Import modules

In [6]:
import numpy as np
import pandas as pd
from scipy.spatial.distance import cosine, braycurtis, canberra, cityblock, chebyshev, minkowski
from sklearn.linear_model import LogisticRegression

Import train / val as vectors

In [3]:
train = pd.read_csv('../data/train_features_scaled_standard.csv', index_col=0)
val = pd.read_csv('../data/validation_features_scaled_standard.csv', index_col=0)

In [33]:
train_minmax = pd.read_csv('../data/train_features_scaled_minmax.csv', index_col=0)
val_minmax = pd.read_csv('../data/validation_features_scaled_minmax.csv', index_col=0)

In [4]:
number_of_features = int((train.shape[1] - 1) / 2)
assert number_of_features == 938

In [5]:
features = pd.read_csv('../data/features/prunned_RF_scores.csv', index_col=0)
assert features.shape[0] == 938

Define similarity/distance measures

In [7]:
def minmax(a, b):
    return sum(np.minimum(a, b)) / sum(np.maximum(a, b))

def similarities(vectors, features):
    a = [vectors['A_{}'.format(i)] for i in features]
    b = [vectors['B_{}'.format(i)] for i in features]
    
    return (minmax(a,b),
            cosine(a, b),
            braycurtis(a, b),
            canberra(a, b),
            cityblock(a, b))

## all similarity measures, all features, no weights, standard scaling

In [9]:
best_features = features.index
similarity_measures = ['minmax_similarity', 'cosine_distance', 'braycurtis_distance',
                               'canberra_distance', 'cityblock_distance']

# computing train similarity measures
train_similarities = train.apply(lambda vectors: similarities(vectors, best_features), axis=1).apply(pd.Series)
train_similarities.columns = similarity_measures
train_similarities['different_author'] = train['different_author']

# computing val similarity measures
val_similarities = val.apply(lambda vectors: similarities(vectors, best_features), axis=1).apply(pd.Series)
val_similarities.columns = similarity_measures
val_similarities['different_author'] = val['different_author']

In [10]:
train_similarities.head()

Unnamed: 0,minmax_similarity,cosine_distance,braycurtis_distance,canberra_distance,cityblock_distance,different_author
0,-1.055474,0.912823,0.71696,398.480153,605.604589,True
1,-1.053584,0.916162,0.721877,400.251424,608.193625,True
2,-1.205837,0.937646,0.647488,289.809889,619.982495,True
3,-1.049284,0.763965,0.597759,326.068801,566.108841,False
4,-0.71436,0.733612,0.650287,393.313379,560.358946,False


In [11]:
t_x = train_similarities[similarity_measures]
t_y = train_similarities['different_author']
v_x = val_similarities[similarity_measures]
v_y = val_similarities['different_author']

In [12]:
model = LogisticRegression()
model.fit(t_x, t_y)

print('train accuracy: ', (model.predict(t_x) == t_y).mean())
print('val accuracy: ', (model.predict(v_x) == v_y).mean())

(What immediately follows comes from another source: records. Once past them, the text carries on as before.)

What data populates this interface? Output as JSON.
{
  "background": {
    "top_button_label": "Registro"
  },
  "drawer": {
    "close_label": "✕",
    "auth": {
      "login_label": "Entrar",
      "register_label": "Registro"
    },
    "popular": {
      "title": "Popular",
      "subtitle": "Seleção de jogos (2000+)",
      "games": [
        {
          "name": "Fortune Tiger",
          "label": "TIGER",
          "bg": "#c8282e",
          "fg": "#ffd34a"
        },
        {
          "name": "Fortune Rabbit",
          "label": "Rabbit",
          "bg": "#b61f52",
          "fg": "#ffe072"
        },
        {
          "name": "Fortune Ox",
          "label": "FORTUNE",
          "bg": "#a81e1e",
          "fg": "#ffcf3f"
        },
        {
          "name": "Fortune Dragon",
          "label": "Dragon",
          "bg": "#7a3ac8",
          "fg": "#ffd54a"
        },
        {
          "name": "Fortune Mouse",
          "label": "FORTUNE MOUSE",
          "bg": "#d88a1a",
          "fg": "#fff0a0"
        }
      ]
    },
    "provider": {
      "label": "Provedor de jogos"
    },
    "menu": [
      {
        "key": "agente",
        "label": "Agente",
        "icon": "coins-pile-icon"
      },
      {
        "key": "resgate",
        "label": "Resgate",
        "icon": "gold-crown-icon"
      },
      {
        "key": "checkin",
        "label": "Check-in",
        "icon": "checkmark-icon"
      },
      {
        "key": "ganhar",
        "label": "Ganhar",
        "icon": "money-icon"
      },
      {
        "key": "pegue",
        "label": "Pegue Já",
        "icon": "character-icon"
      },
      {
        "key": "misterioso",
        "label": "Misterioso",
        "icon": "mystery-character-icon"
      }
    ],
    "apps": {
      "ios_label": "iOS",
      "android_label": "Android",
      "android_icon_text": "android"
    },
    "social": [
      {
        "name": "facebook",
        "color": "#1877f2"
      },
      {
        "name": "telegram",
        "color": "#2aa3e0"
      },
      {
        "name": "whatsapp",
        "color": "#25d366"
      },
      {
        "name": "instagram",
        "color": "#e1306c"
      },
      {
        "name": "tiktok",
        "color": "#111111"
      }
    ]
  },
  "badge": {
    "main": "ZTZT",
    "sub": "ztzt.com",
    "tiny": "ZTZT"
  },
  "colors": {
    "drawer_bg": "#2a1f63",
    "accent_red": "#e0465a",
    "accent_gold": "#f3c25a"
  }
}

train accuracy:  0.756688113783
val accuracy:  0.755060034305


In [13]:
model.coef_

array([[ -8.70601118e-01,   8.02077120e+00,   3.69531677e+00,
          1.65867040e-02,  -4.09080968e-03]])

## all similarity measures, top 250 features, no weights, standard scaling

In [18]:
best_features = features.index[:250]
similarity_measures = ['minmax_similarity', 'cosine_distance', 'braycurtis_distance',
                               'canberra_distance', 'cityblock_distance']

# computing train similarity measures
train_similarities = train.apply(lambda vectors: similarities(vectors, best_features), axis=1).apply(pd.Series)
train_similarities.columns = similarity_measures
train_similarities['different_author'] = train['different_author']

# computing val similarity measures
val_similarities = val.apply(lambda vectors: similarities(vectors, best_features), axis=1).apply(pd.Series)
val_similarities.columns = similarity_measures
val_similarities['different_author'] = val['different_author']

In [19]:
train_similarities.head()

Unnamed: 0,minmax_similarity,cosine_distance,braycurtis_distance,canberra_distance,cityblock_distance,different_author
0,-1.009311,0.917542,0.763281,133.515881,193.086606,True
1,-1.007293,0.926835,0.775934,134.477952,195.210343,True
2,-1.141144,1.011542,0.739324,103.656973,210.593952,True
3,-1.2026,0.83081,0.682978,118.203572,187.267711,False
4,-0.966087,0.84515,0.739493,131.710383,175.077734,False


In [20]:
t_x = train_similarities[similarity_measures]
t_y = train_similarities['different_author']
v_x = val_similarities[similarity_measures]
v_y = val_similarities['different_author']

In [21]:
model = LogisticRegression()
model.fit(t_x, t_y)

print('train accuracy: ', (model.predict(t_x) == t_y).mean())
print('val accuracy: ', (model.predict(v_x) == v_y).mean())

train accuracy:  0.725194717237
val accuracy:  0.708061749571


In [22]:
model.coef_

array([[-0.11353554,  3.41691025, -0.60498984,  0.05530624,  0.00701974]])

## all similarity measures, top 50 features, no weights, standard scaling

In [23]:
best_features = features.index[:50]
similarity_measures = ['minmax_similarity', 'cosine_distance', 'braycurtis_distance',
                               'canberra_distance', 'cityblock_distance']

# computing train similarity measures
train_similarities = train.apply(lambda vectors: similarities(vectors, best_features), axis=1).apply(pd.Series)
train_similarities.columns = similarity_measures
train_similarities['different_author'] = train['different_author']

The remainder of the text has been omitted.